Lee later became friends with Albert Fall. The alliance would last for decades. It also put him on the side of the Democrats, who were at odds with the Republican faction led by Colonel Albert Jennings Fountain. Fountain was a powerful rival to land owners Lee and Fall. The struggle between them was characterized in the book "The Two Alberts - Fountain and Fall" (ISBN 1-881325-20-2). The political party in the majority in the area was the Republican, and these were an extension of the Santa Fe Ring, a secret coalition of lawmakers determined to control public offices in the New Mexico Territory.

==Albert Jennings Fountain murder case==
The range war came to a boil in the winter of 1895-6. Colonel Fountain had gone to the Lincoln County court and obtained 32 indictments against 23 ranchers for theft of livestock or defacement of brands. Oliver Lee, Jim Gililland and William McNew were among the accused. This caused their being suspects in the February 1896 disappearance and presumed murder of Colonel Fountain and his 8-year-old son Henry. They were pursued by Sheriff Pat Garrett and a posse. Garrett and posse engaged in a gunbattle with Lee and Gililland near Alamogordo at Wildy Well, with Deputy Sheriff Kurt Kearney being killed. Lee later testified that Kearney and Garrett shot at Lee and Gililland, who were sleeping on the roof of the house at Wildy Well. Lee claimed the two were fired upon without being given the option to surrender, with him and Gililland returning fire. After Deputy Kearney was shot, Sheriff Garrett negotiated a truce and retreated with the mortally wounded Kearney.

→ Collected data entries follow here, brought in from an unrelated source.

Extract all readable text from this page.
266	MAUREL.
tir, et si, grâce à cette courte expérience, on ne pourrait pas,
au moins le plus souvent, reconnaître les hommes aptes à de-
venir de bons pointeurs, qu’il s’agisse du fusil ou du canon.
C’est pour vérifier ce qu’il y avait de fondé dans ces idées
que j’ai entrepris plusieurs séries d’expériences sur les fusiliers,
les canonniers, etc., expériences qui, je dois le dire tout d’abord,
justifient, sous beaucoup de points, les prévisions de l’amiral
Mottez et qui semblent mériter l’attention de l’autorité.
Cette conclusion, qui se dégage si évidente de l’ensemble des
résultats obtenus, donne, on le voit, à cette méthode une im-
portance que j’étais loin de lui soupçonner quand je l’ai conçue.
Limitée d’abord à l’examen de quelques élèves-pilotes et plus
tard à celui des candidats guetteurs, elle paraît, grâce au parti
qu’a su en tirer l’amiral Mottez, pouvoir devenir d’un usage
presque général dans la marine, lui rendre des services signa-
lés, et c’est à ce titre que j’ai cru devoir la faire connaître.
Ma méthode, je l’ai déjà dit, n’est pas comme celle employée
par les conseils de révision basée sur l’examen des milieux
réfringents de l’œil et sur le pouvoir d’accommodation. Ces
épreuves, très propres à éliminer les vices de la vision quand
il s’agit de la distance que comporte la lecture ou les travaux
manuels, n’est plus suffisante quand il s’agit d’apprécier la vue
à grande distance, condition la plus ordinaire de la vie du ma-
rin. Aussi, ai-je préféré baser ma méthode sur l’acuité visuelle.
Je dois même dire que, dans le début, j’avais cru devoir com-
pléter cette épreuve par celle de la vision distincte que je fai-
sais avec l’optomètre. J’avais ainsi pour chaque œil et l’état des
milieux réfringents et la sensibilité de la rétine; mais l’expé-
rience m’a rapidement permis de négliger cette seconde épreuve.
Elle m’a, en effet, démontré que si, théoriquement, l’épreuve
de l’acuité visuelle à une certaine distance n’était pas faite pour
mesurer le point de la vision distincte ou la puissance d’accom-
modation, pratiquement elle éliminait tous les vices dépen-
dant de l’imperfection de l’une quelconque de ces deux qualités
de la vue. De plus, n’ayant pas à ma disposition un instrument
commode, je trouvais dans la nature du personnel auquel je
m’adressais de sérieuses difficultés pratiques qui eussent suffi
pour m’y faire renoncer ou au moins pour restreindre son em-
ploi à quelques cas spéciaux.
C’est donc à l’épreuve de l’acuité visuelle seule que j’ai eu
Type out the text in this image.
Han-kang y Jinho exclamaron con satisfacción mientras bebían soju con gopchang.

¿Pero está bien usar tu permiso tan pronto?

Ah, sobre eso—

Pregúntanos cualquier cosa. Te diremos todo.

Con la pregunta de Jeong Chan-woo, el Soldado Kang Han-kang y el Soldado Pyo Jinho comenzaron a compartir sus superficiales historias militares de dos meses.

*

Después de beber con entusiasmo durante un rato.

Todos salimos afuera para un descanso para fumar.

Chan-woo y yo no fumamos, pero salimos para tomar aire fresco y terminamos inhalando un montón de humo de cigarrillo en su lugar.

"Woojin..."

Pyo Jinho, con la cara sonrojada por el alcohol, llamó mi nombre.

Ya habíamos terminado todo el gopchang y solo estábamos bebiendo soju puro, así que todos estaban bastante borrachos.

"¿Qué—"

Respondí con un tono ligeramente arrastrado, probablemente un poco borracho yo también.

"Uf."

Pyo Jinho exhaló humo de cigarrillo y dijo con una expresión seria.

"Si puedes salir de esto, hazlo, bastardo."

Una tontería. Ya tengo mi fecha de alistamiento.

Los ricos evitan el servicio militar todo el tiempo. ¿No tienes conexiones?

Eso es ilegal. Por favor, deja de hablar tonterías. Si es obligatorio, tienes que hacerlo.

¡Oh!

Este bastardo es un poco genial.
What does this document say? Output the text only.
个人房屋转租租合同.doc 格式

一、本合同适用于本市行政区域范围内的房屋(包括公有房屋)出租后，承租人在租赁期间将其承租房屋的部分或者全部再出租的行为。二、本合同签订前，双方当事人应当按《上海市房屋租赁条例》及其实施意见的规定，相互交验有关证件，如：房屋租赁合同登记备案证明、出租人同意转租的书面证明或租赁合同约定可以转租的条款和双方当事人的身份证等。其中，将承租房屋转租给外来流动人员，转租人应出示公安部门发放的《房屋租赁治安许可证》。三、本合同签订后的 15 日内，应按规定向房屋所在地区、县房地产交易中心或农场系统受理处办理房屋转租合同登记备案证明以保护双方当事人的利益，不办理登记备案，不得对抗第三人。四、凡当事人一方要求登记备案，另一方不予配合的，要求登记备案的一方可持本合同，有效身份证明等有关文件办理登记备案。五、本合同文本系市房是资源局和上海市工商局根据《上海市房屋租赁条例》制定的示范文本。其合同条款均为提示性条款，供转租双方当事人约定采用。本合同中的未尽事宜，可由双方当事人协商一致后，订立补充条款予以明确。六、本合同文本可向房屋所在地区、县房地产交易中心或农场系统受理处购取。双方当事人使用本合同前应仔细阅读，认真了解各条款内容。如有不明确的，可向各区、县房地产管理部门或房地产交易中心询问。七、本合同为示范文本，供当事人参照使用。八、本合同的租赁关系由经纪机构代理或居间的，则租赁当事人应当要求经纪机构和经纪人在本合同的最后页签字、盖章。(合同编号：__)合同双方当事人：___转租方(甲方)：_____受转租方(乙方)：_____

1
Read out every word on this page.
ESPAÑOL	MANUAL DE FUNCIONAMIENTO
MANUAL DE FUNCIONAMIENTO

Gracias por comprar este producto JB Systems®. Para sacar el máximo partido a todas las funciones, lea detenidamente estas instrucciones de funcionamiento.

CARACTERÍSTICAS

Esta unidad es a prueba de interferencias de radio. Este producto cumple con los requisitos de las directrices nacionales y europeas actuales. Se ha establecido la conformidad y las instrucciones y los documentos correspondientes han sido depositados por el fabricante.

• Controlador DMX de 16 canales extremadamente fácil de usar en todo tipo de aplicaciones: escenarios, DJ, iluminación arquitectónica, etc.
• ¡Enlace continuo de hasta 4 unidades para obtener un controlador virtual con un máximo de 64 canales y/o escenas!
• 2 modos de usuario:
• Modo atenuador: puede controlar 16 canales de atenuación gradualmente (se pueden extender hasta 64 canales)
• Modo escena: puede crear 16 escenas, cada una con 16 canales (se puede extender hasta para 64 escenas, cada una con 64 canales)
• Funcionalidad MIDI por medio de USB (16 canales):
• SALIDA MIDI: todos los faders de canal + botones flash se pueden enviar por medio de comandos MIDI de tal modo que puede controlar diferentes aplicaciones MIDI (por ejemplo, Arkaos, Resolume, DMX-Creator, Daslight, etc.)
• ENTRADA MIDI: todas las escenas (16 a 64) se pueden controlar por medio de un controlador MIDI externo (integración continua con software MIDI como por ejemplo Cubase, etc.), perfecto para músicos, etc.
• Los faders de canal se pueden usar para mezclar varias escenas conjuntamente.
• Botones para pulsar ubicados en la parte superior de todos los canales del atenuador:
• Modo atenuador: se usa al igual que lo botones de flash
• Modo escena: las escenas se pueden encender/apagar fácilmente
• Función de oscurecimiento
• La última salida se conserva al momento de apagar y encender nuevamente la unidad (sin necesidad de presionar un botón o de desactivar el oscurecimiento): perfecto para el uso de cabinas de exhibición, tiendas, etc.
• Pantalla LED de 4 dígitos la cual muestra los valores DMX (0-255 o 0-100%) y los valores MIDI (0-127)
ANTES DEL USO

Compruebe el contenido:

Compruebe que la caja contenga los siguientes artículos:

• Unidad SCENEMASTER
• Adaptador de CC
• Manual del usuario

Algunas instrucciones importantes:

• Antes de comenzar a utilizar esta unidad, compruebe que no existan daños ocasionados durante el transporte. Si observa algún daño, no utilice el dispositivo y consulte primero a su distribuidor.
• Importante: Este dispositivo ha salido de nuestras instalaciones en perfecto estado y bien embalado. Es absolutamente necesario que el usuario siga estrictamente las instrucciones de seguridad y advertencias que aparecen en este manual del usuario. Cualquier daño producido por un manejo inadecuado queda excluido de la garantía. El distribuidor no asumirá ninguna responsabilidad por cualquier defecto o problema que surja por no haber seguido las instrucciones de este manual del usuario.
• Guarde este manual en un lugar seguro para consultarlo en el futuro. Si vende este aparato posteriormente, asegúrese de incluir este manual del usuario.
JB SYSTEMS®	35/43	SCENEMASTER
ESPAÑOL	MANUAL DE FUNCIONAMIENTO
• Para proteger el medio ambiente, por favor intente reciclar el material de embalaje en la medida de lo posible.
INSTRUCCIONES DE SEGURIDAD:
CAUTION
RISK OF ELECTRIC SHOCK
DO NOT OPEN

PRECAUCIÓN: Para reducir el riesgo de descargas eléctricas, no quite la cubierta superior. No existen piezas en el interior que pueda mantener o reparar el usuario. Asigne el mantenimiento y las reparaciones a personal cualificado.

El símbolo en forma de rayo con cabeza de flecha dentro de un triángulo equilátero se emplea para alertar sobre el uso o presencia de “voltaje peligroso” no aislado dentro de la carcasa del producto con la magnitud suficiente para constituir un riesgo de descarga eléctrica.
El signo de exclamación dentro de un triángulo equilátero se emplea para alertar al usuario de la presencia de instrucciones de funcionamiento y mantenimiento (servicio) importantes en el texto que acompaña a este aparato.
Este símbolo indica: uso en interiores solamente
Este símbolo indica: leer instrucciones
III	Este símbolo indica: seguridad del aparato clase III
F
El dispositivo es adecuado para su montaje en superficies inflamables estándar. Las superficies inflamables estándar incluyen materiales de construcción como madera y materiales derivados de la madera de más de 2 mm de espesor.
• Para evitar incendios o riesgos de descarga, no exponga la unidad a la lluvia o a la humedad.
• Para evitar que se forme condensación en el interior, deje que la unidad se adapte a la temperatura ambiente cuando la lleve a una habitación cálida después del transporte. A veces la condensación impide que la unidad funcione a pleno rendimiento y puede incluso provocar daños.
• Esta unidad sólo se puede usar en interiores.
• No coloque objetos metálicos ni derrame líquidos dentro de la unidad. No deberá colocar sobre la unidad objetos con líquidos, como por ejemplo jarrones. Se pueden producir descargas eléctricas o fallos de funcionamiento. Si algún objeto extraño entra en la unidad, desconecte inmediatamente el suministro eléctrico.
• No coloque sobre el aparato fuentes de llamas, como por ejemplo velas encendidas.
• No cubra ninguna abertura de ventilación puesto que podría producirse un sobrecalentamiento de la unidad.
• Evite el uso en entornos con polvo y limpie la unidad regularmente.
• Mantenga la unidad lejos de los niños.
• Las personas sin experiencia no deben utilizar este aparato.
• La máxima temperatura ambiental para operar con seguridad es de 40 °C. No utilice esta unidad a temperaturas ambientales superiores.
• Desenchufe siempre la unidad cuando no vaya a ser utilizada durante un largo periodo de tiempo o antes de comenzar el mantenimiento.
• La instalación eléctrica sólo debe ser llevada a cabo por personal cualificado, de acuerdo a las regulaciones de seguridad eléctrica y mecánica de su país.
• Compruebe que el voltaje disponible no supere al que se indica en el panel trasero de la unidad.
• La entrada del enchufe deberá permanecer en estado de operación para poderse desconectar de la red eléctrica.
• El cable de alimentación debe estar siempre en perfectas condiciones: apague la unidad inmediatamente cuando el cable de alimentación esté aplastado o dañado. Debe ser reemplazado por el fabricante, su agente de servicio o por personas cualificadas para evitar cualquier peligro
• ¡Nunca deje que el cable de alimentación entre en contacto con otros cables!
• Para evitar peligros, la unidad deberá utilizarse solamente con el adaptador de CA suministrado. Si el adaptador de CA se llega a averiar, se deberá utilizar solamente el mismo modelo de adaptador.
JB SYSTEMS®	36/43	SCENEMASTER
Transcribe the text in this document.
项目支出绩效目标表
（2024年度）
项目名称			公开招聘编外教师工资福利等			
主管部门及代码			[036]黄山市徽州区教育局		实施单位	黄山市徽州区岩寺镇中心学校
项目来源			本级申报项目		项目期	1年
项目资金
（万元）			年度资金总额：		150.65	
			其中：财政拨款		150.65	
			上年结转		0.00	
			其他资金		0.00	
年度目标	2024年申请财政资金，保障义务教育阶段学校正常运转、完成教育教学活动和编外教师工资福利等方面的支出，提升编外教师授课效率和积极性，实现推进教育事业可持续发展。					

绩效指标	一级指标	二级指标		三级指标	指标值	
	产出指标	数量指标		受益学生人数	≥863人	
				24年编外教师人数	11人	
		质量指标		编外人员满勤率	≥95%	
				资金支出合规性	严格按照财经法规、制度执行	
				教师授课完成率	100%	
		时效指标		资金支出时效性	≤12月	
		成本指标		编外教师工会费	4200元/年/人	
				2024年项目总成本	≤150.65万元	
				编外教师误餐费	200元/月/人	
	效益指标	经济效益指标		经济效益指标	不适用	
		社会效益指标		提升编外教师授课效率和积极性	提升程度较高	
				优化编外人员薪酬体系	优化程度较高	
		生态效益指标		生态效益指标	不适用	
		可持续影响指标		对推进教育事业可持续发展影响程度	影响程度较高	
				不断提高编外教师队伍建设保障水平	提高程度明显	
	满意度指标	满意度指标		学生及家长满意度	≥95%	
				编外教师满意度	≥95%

It was almost three years before the matter was settled in court. These events led to the political maneuvering which led to the formation of Otero County. Lee believed that if he surrendered to Garrett he would never make it to trial. This is attested to in Dee Harkey's book "The Life of a New Mexico Lawman - Mean as Hell" (ISBN 0-941270-60-2). Lee's friend, Albert Fall and other Democrats offered to honor Otero, the Republican Governor, with the creation of a county named after him. The boundary of this new county would put the location, and so the jurisdiction of the Fountain case, in the new county. The only thing the Democrats wanted in exchange was that the sheriff of the new county would be their choice. Once the county was established and Lee's friend, George Curry was appointed sheriff, Lee promptly surrendered. Albert Fall and others defended Lee, McNew and Gilliland, who were charged with and tried in Hillsboro, New Mexico, for the crime of killing Henry Fountain (Albert's young son). No one was ever charged with the murder of Albert Fountain. Charges against McNew were dismissed, while Lee and Gililland were acquitted. Dee Harkey notes that it was interesting that none of the other ranchers indicted were ever pursued as suspects.

Oliver Lee later held office in the New Mexico Senate and continued operating his ranches until his own death in 1941, at the age of 76. He has several descendants still living and ranching in New Mexico.